Kevin Fischer is a veteran broadcaster, the recipient of over 150 major journalism awards from the Milwaukee Press Club, the Wisconsin Associated Press, the Northwest Broadcast News Association, the Wisconsin Bar Association, and others. He has been seen and heard on Milwaukee TV and radio stations for over three decades. A longtime aide to state Senate Republicans in the Wisconsin Legislature, Kevin can be seen offering his views on the news on the public affairs program, "InterCHANGE," on Milwaukee Public Television Channel 10, and heard filling in on Newstalk 1130 WISN. He lives with his wife, Jennifer, and their lovely baby daughter, Kyla Audrey, in Franklin.
For decades America’s K-12 public schools have never had to worry about unemployment. A new report shows a trend in our schools of overstaffing. Hiring of non-teaching positions has grown much faster than student enrollment.
Here are some key finds of the Friedman Foundation report:
· America’s K-12 public education system has experienced tremendous historical growth in employment, according to the U.S. Department of Education’s National Center for Education Statistics. Between fiscal year (FY) 1950 and FY 2009, the number of K-12 public school students in the United States increased by 96 percent while the number of full-time equivalent (FTE) school employees grew 386 percent. Public schools grew staffing at a rate four times faster than the increase in students over that time period. Of those personnel, teachers’ numbers increased 252 percent while administrators and other staff experienced growth of 702 percent, more than seven times the increase in students.
· Between FY 1992 and FY 2009, the number of K-12 public school students nationwide grew 17 percent while the number of full-time equivalent school employees increased 39 percent, 2.3 times greater than the increase in students over that 18-year period.

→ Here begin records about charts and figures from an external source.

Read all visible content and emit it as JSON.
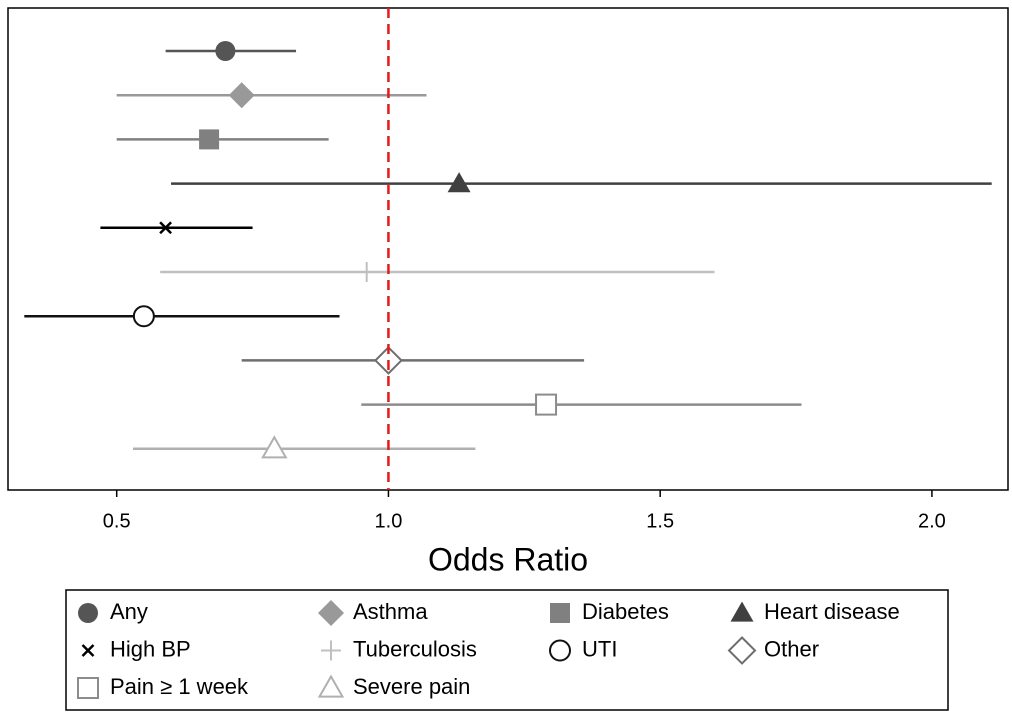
{
  "chart_data": {
    "type": "forest",
    "xlabel": "Odds Ratio",
    "xlim": [
      0.3,
      2.14
    ],
    "xticks": [
      0.5,
      {
        "value": 1,
        "label": "1.0"
      },
      1.5,
      {
        "value": 2,
        "label": "2.0"
      }
    ],
    "reference_line": {
      "value": 1,
      "color": "#e41a1c"
    },
    "series": [
      {
        "name": "Any",
        "color": "#555555",
        "marker": "circle",
        "value": 0.7,
        "ci": [
          0.59,
          0.83
        ]
      },
      {
        "name": "Asthma",
        "color": "#999999",
        "marker": "diamond",
        "value": 0.73,
        "ci": [
          0.5,
          1.07
        ]
      },
      {
        "name": "Diabetes",
        "color": "#808080",
        "marker": "square",
        "value": 0.67,
        "ci": [
          0.5,
          0.89
        ]
      },
      {
        "name": "Heart disease",
        "color": "#404040",
        "marker": "triangle",
        "value": 1.13,
        "ci": [
          0.6,
          2.11
        ]
      },
      {
        "name": "High BP",
        "color": "#000000",
        "marker": "x",
        "value": 0.59,
        "ci": [
          0.47,
          0.75
        ]
      },
      {
        "name": "Tuberculosis",
        "color": "#c0c0c0",
        "marker": "plus",
        "value": 0.96,
        "ci": [
          0.58,
          1.6
        ]
      },
      {
        "name": "UTI",
        "color": "#111111",
        "marker": "open-circle",
        "value": 0.55,
        "ci": [
          0.33,
          0.91
        ]
      },
      {
        "name": "Other",
        "color": "#6e6e6e",
        "marker": "open-diamond",
        "value": 1.0,
        "ci": [
          0.73,
          1.36
        ]
      },
      {
        "name": "Pain ≥ 1 week",
        "color": "#8c8c8c",
        "marker": "open-square",
        "value": 1.29,
        "ci": [
          0.95,
          1.76
        ]
      },
      {
        "name": "Severe pain",
        "color": "#b0b0b0",
        "marker": "open-triangle",
        "value": 0.79,
        "ci": [
          0.53,
          1.16
        ]
      }
    ]
  }
}
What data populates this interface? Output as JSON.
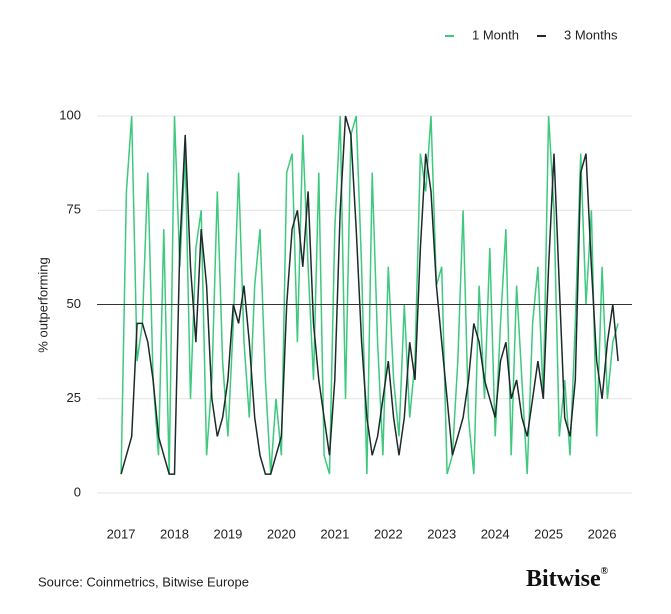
{
  "chart_data": {
    "type": "line",
    "y_label": "% outperforming",
    "source": "Source: Coinmetrics, Bitwise Europe",
    "brand": "Bitwise",
    "brand_mark": "®",
    "x": [
      2017.0,
      2017.1,
      2017.2,
      2017.3,
      2017.4,
      2017.5,
      2017.6,
      2017.7,
      2017.8,
      2017.9,
      2018.0,
      2018.1,
      2018.2,
      2018.3,
      2018.4,
      2018.5,
      2018.6,
      2018.7,
      2018.8,
      2018.9,
      2019.0,
      2019.1,
      2019.2,
      2019.3,
      2019.4,
      2019.5,
      2019.6,
      2019.7,
      2019.8,
      2019.9,
      2020.0,
      2020.1,
      2020.2,
      2020.3,
      2020.4,
      2020.5,
      2020.6,
      2020.7,
      2020.8,
      2020.9,
      2021.0,
      2021.1,
      2021.2,
      2021.3,
      2021.4,
      2021.5,
      2021.6,
      2021.7,
      2021.8,
      2021.9,
      2022.0,
      2022.1,
      2022.2,
      2022.3,
      2022.4,
      2022.5,
      2022.6,
      2022.7,
      2022.8,
      2022.9,
      2023.0,
      2023.1,
      2023.2,
      2023.3,
      2023.4,
      2023.5,
      2023.6,
      2023.7,
      2023.8,
      2023.9,
      2024.0,
      2024.1,
      2024.2,
      2024.3,
      2024.4,
      2024.5,
      2024.6,
      2024.7,
      2024.8,
      2024.9,
      2025.0,
      2025.1,
      2025.2,
      2025.3,
      2025.4,
      2025.5,
      2025.6,
      2025.7,
      2025.8,
      2025.9,
      2026.0,
      2026.1,
      2026.2,
      2026.3
    ],
    "series": [
      {
        "name": "1 Month",
        "color": "#3ec97f",
        "values": [
          5,
          80,
          100,
          35,
          45,
          85,
          30,
          10,
          70,
          5,
          100,
          60,
          90,
          25,
          65,
          75,
          10,
          30,
          80,
          35,
          15,
          45,
          85,
          40,
          20,
          55,
          70,
          30,
          5,
          25,
          10,
          85,
          90,
          40,
          95,
          60,
          30,
          85,
          10,
          5,
          70,
          100,
          25,
          95,
          100,
          60,
          5,
          85,
          40,
          10,
          60,
          30,
          15,
          50,
          20,
          35,
          90,
          80,
          100,
          55,
          60,
          5,
          10,
          35,
          75,
          20,
          5,
          55,
          25,
          65,
          15,
          45,
          70,
          10,
          55,
          30,
          5,
          45,
          60,
          25,
          100,
          75,
          15,
          30,
          10,
          45,
          90,
          50,
          75,
          15,
          60,
          25,
          40,
          45
        ]
      },
      {
        "name": "3 Months",
        "color": "#1e2a2a",
        "values": [
          5,
          10,
          15,
          45,
          45,
          40,
          30,
          15,
          10,
          5,
          5,
          65,
          95,
          60,
          40,
          70,
          55,
          25,
          15,
          20,
          30,
          50,
          45,
          55,
          40,
          20,
          10,
          5,
          5,
          10,
          15,
          50,
          70,
          75,
          60,
          80,
          45,
          30,
          20,
          10,
          30,
          75,
          100,
          95,
          70,
          40,
          20,
          10,
          15,
          25,
          35,
          20,
          10,
          20,
          40,
          30,
          65,
          90,
          80,
          55,
          40,
          25,
          10,
          15,
          20,
          30,
          45,
          40,
          30,
          25,
          20,
          35,
          40,
          25,
          30,
          20,
          15,
          25,
          35,
          25,
          60,
          90,
          55,
          20,
          15,
          30,
          85,
          90,
          60,
          35,
          25,
          40,
          50,
          35
        ]
      }
    ],
    "xlim": [
      2016.55,
      2026.56
    ],
    "xticks": [
      2017,
      2018,
      2019,
      2020,
      2021,
      2022,
      2023,
      2024,
      2025,
      2026
    ],
    "ylim": [
      0,
      100
    ],
    "yticks": [
      0,
      25,
      50,
      75,
      100
    ],
    "hline": 50,
    "grid": true,
    "legend": "top-right"
  }
}
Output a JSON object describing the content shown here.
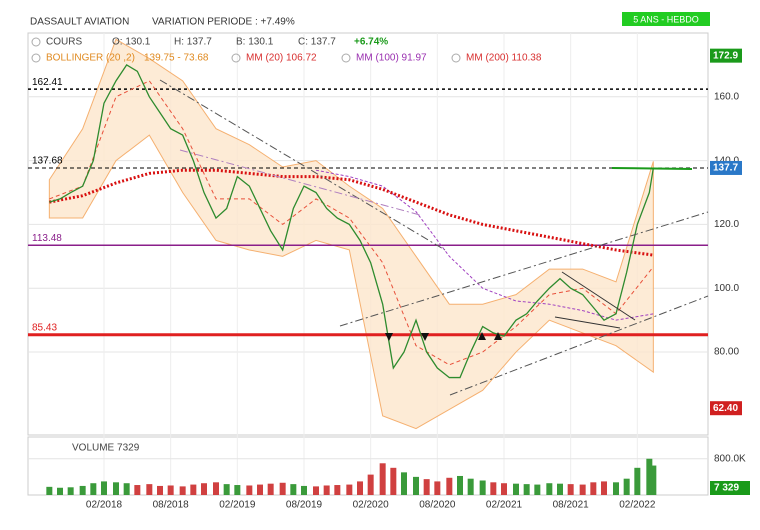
{
  "chart_data": {
    "type": "stock",
    "title": "DASSAULT AVIATION",
    "subtitle": "VARIATION PERIODE : +7.49%",
    "period": "5 ANS - HEBDO",
    "legend": {
      "cours": "COURS",
      "open": "O: 130.1",
      "high": "H: 137.7",
      "low": "B: 130.1",
      "close": "C: 137.7",
      "change": "+6.74%",
      "bollinger": "BOLLINGER (20 ,2)",
      "bollinger_values": "139.75 - 73.68",
      "mm20": "MM (20) 106.72",
      "mm100": "MM (100) 91.97",
      "mm200": "MM (200) 110.38"
    },
    "xlim": [
      2017.51,
      2022.61
    ],
    "xticks": [
      {
        "value": 2018.08,
        "label": "02/2018"
      },
      {
        "value": 2018.58,
        "label": "08/2018"
      },
      {
        "value": 2019.08,
        "label": "02/2019"
      },
      {
        "value": 2019.58,
        "label": "08/2019"
      },
      {
        "value": 2020.08,
        "label": "02/2020"
      },
      {
        "value": 2020.58,
        "label": "08/2020"
      },
      {
        "value": 2021.08,
        "label": "02/2021"
      },
      {
        "value": 2021.58,
        "label": "08/2021"
      },
      {
        "value": 2022.08,
        "label": "02/2022"
      }
    ],
    "ylim": [
      54,
      180
    ],
    "yticks": [
      {
        "value": 160,
        "label": "160.0"
      },
      {
        "value": 140,
        "label": "140.0"
      },
      {
        "value": 120,
        "label": "120.0"
      },
      {
        "value": 100,
        "label": "100.0"
      },
      {
        "value": 80,
        "label": "80.00"
      }
    ],
    "grid": true,
    "price": {
      "name": "COURS",
      "color": "#2e8b2e",
      "x": [
        2017.67,
        2017.75,
        2017.83,
        2017.92,
        2018.0,
        2018.08,
        2018.17,
        2018.25,
        2018.33,
        2018.42,
        2018.5,
        2018.58,
        2018.67,
        2018.75,
        2018.83,
        2018.92,
        2019.0,
        2019.08,
        2019.17,
        2019.25,
        2019.33,
        2019.42,
        2019.5,
        2019.58,
        2019.67,
        2019.75,
        2019.83,
        2019.92,
        2020.0,
        2020.08,
        2020.17,
        2020.25,
        2020.33,
        2020.42,
        2020.5,
        2020.58,
        2020.67,
        2020.75,
        2020.83,
        2020.92,
        2021.0,
        2021.08,
        2021.17,
        2021.25,
        2021.33,
        2021.42,
        2021.5,
        2021.58,
        2021.67,
        2021.75,
        2021.83,
        2021.92,
        2022.0,
        2022.08,
        2022.17,
        2022.2
      ],
      "values": [
        127,
        128,
        130,
        132,
        140,
        158,
        165,
        170,
        168,
        160,
        155,
        150,
        148,
        140,
        130,
        122,
        125,
        135,
        132,
        125,
        118,
        112,
        125,
        132,
        130,
        125,
        122,
        120,
        115,
        108,
        95,
        75,
        80,
        90,
        80,
        75,
        72,
        72,
        80,
        88,
        86,
        85,
        90,
        92,
        96,
        100,
        103,
        100,
        98,
        94,
        90,
        92,
        105,
        120,
        130,
        137.7
      ]
    },
    "volume": {
      "name": "VOLUME 7329",
      "color": "#d04040",
      "last": 7329,
      "last_label": "7 329",
      "ylim": [
        0,
        1280000
      ],
      "yticks": [
        {
          "value": 800000,
          "label": "800.0K"
        }
      ],
      "values": [
        180000,
        160000,
        170000,
        200000,
        260000,
        300000,
        280000,
        260000,
        220000,
        240000,
        200000,
        210000,
        190000,
        230000,
        260000,
        280000,
        240000,
        220000,
        210000,
        230000,
        250000,
        270000,
        240000,
        200000,
        190000,
        210000,
        220000,
        230000,
        300000,
        450000,
        700000,
        600000,
        500000,
        400000,
        350000,
        300000,
        380000,
        420000,
        360000,
        320000,
        280000,
        260000,
        250000,
        240000,
        230000,
        260000,
        250000,
        240000,
        230000,
        280000,
        300000,
        280000,
        360000,
        600000,
        800000,
        650000
      ]
    },
    "bollinger": {
      "color": "#f5b070",
      "fill": "#fde6cc",
      "x": [
        2017.67,
        2017.92,
        2018.17,
        2018.42,
        2018.67,
        2018.92,
        2019.17,
        2019.42,
        2019.67,
        2019.92,
        2020.17,
        2020.42,
        2020.67,
        2020.92,
        2021.17,
        2021.42,
        2021.67,
        2021.92,
        2022.2
      ],
      "upper": [
        134,
        150,
        178,
        172,
        165,
        150,
        145,
        138,
        140,
        132,
        125,
        110,
        95,
        95,
        98,
        106,
        106,
        102,
        139.75
      ],
      "lower": [
        122,
        122,
        140,
        148,
        130,
        115,
        112,
        110,
        115,
        112,
        60,
        56,
        62,
        68,
        80,
        90,
        86,
        82,
        73.68
      ]
    },
    "series": [
      {
        "name": "MM (20)",
        "color": "#e8503a",
        "dash": "4 3",
        "width": 1,
        "x": [
          2017.67,
          2017.92,
          2018.17,
          2018.42,
          2018.67,
          2018.92,
          2019.17,
          2019.42,
          2019.67,
          2019.92,
          2020.17,
          2020.42,
          2020.67,
          2020.92,
          2021.17,
          2021.42,
          2021.67,
          2021.92,
          2022.2
        ],
        "values": [
          128,
          132,
          160,
          165,
          150,
          128,
          128,
          120,
          128,
          122,
          108,
          82,
          76,
          80,
          88,
          98,
          100,
          92,
          106.72
        ]
      },
      {
        "name": "MM (100)",
        "color": "#a040c0",
        "dash": "3 2",
        "width": 1,
        "x": [
          2019.67,
          2019.92,
          2020.17,
          2020.42,
          2020.67,
          2020.92,
          2021.17,
          2021.42,
          2021.67,
          2021.92,
          2022.2
        ],
        "values": [
          137,
          135,
          132,
          124,
          110,
          100,
          96,
          95,
          93,
          90,
          91.97
        ]
      },
      {
        "name": "MM (200)",
        "color": "#d81010",
        "dash": "2 2",
        "width": 3,
        "x": [
          2017.67,
          2017.92,
          2018.17,
          2018.42,
          2018.67,
          2018.92,
          2019.17,
          2019.42,
          2019.67,
          2019.92,
          2020.17,
          2020.42,
          2020.67,
          2020.92,
          2021.17,
          2021.42,
          2021.67,
          2021.92,
          2022.2
        ],
        "values": [
          127,
          129,
          133,
          136,
          137,
          137,
          136,
          135,
          135,
          134,
          131,
          127,
          123,
          120,
          118,
          116,
          114,
          112,
          110.38
        ]
      }
    ],
    "levels": [
      {
        "value": 162.41,
        "color": "#000000",
        "dash": "3 3",
        "width": 1.5
      },
      {
        "value": 137.68,
        "color": "#000000",
        "dash": "4 3",
        "width": 1
      },
      {
        "value": 113.48,
        "color": "#8a1e8a",
        "dash": "",
        "width": 1.5
      },
      {
        "value": 85.43,
        "color": "#e02020",
        "dash": "",
        "width": 3
      }
    ],
    "markers": [
      {
        "value": 172.9,
        "color": "#1a9a1a"
      },
      {
        "value": 137.7,
        "color": "#2a78c8"
      },
      {
        "value": 62.4,
        "label": "62.40",
        "color": "#d02020"
      }
    ]
  }
}
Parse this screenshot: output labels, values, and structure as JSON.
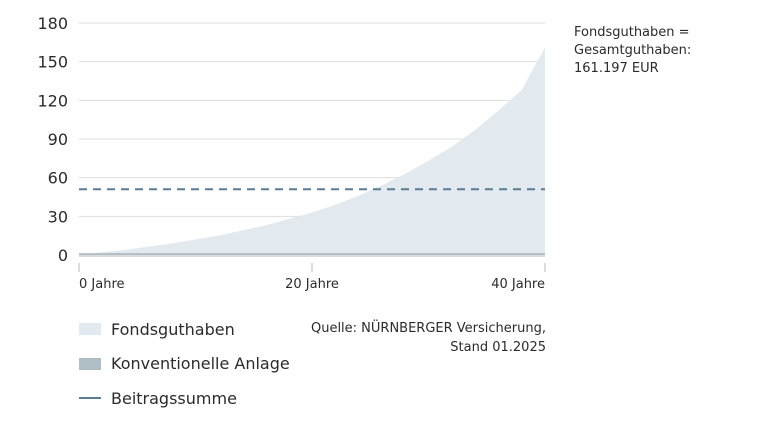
{
  "chart_data": {
    "type": "area",
    "title": "",
    "xlabel": "",
    "ylabel": "",
    "x_ticks": [
      "0 Jahre",
      "20 Jahre",
      "40 Jahre"
    ],
    "xlim": [
      0,
      40
    ],
    "ylim": [
      0,
      180
    ],
    "y_ticks": [
      0,
      30,
      60,
      90,
      120,
      150,
      180
    ],
    "grid": true,
    "legend_placement": "bottom-left",
    "x": [
      0,
      4,
      8,
      12,
      16,
      20,
      22,
      24,
      26,
      28,
      30,
      32,
      34,
      36,
      38,
      40
    ],
    "series": [
      {
        "name": "Fondsguthaben",
        "kind": "area",
        "color": "#e2e9ef",
        "values": [
          0,
          4,
          9,
          15,
          23,
          33,
          39,
          46,
          54,
          63,
          73,
          84,
          97,
          112,
          128,
          161.197
        ]
      },
      {
        "name": "Konventionelle Anlage",
        "kind": "area",
        "color": "#b0bec5",
        "values": [
          1.5,
          1.5,
          1.5,
          1.5,
          1.5,
          1.5,
          1.5,
          1.5,
          1.5,
          1.5,
          1.5,
          1.5,
          1.5,
          1.5,
          1.5,
          1.5
        ]
      },
      {
        "name": "Beitragssumme",
        "kind": "dashed-line",
        "color": "#5b7d96",
        "values": [
          51,
          51,
          51,
          51,
          51,
          51,
          51,
          51,
          51,
          51,
          51,
          51,
          51,
          51,
          51,
          51
        ]
      }
    ]
  },
  "annotation": {
    "line1": "Fondsguthaben =",
    "line2": "Gesamtguthaben:",
    "line3": "161.197 EUR"
  },
  "legend": {
    "items": [
      {
        "label": "Fondsguthaben",
        "swatch": "area-light"
      },
      {
        "label": "Konventionelle Anlage",
        "swatch": "area-gray"
      },
      {
        "label": "Beitragssumme",
        "swatch": "line"
      }
    ]
  },
  "source": {
    "line1": "Quelle: NÜRNBERGER Versicherung,",
    "line2": "Stand 01.2025"
  },
  "colors": {
    "axis": "#b7b7b7",
    "grid": "#dedede",
    "text": "#2b2b2b"
  }
}
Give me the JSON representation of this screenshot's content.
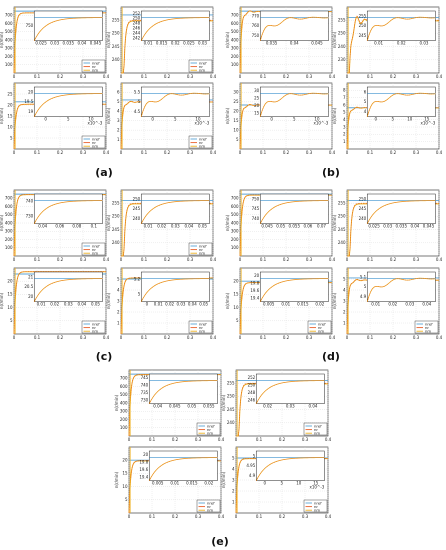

Among school personnel, teachers’ staffing numbers rose 32 percent while administrators and other staff experienced growth of 46 percent; the growth in the number of administrators and other staff was 2.7 times that of students.
· Compared to other nations’ schools, U.S. public schools devote significantly higher fractions of their operating budgets to non-teaching personnel—and lower portions to teachers. Meanwhile, the U.S. is one of the highest spending nations in the Organisation for Economic Co-operation and Development (OECD) when it comes to K-12 education.
· Even when student populations were dropping, public school systems were increasing staffing between 1992 and 2009.
· There is no evidence in the aggregate that the increase in public school staffing caused student achievement to improve.
· After the sizeable increase in the teaching force and the dramatic upsurge in the hiring of non-teaching personnel, student achievement in American public schools has been roughly flat or modestly in decline.
· If non-teaching personnel had grown at the same rate as the growth in students and if the teaching force had grown “only” 1.5 times as fast as the growth in students, American public schools would have an additional $37.2 billion to spend per year.
Using data from the US Department of Education, the National Center for Education Statistics, and the Digest of Education Statistics from both 1994 and 2010, the report also analyzed growth in each state.
In Wisconsin from Fiscal Year 1992 to Fiscal Year 2009, the growth in students was 7%, the growth in total school personnel was 21%, the growth in teachers was 14%, and the growth in administrators and other staff was 30%.
The issue is not whether there is a lack of funding for K-12 schools. Rather, the issue is that they spend too much.